两人倒不是不想要钱,虽说这些乡下人出手小气,比不上府里头主子的打赏。但她们这些人,往日都是厨房里干粗活,不过是运气好才能得几回这样的好差事。主子们打赏她们又能碰到几回?再说积少成多,这些日子她们十来个钱的积攒,十数家人孝敬,也是一笔不少的收入。

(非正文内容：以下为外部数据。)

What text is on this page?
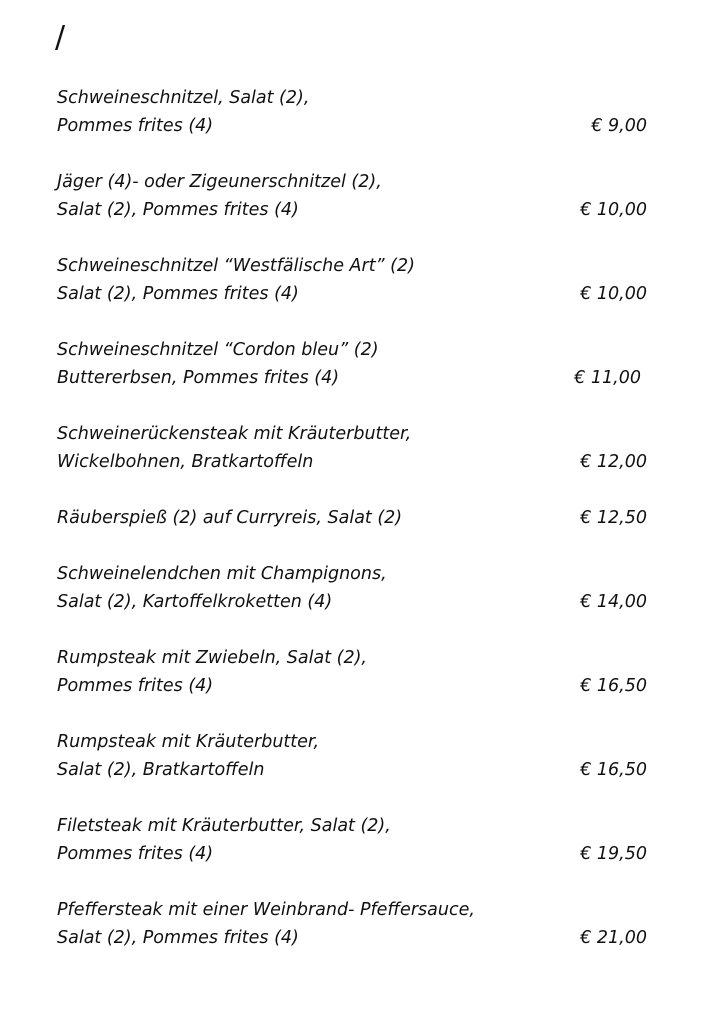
/
Schweineschnitzel, Salat (2),
Pommes frites (4)	€ 9,00
Jäger (4)- oder Zigeunerschnitzel (2),
Salat (2), Pommes frites (4)	€ 10,00
Schweineschnitzel “Westfälische Art” (2)
Salat (2), Pommes frites (4)	€ 10,00
Schweineschnitzel “Cordon bleu” (2)
Buttererbsen, Pommes frites (4)	€ 11,00
Schweinerückensteak mit Kräuterbutter,
Wickelbohnen, Bratkartoffeln	€ 12,00
Räuberspieß (2) auf Curryreis, Salat (2)	€ 12,50
Schweinelendchen mit Champignons,
Salat (2), Kartoffelkroketten (4)	€ 14,00
Rumpsteak mit Zwiebeln, Salat (2),
Pommes frites (4)	€ 16,50
Rumpsteak mit Kräuterbutter,
Salat (2), Bratkartoffeln	€ 16,50
Filetsteak mit Kräuterbutter, Salat (2),
Pommes frites (4)	€ 19,50
Pfeffersteak mit einer Weinbrand- Pfeffersauce,
Salat (2), Pommes frites (4)	€ 21,00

只是这不像旁的东西,那是要送上桌子给主子吃到嘴里,可没有隐瞒的法子。主子们个个挑嘴,倘或不对,为这点银子丢差事或是被卖出去,可就划不来了。
两人拿不定主意,有农妇见状上前来小声道:“两位嫂子,这吃的东西自然是分三六九等,可人不也分三六九等,这些东西,您少给些钱,分给那些九等人吃不就是了。您二位和主子当然是用好的。”
这农妇十分会说话,一下就将王嫂子两个抬到和主子一个位上。虽说两人明知道不是,心里也舒坦。
李嫂子心头畅快,眼珠转转拉着王嫂子到一旁,“像她们说的,还像上回,将东西送到缀锦院给三房人吃。”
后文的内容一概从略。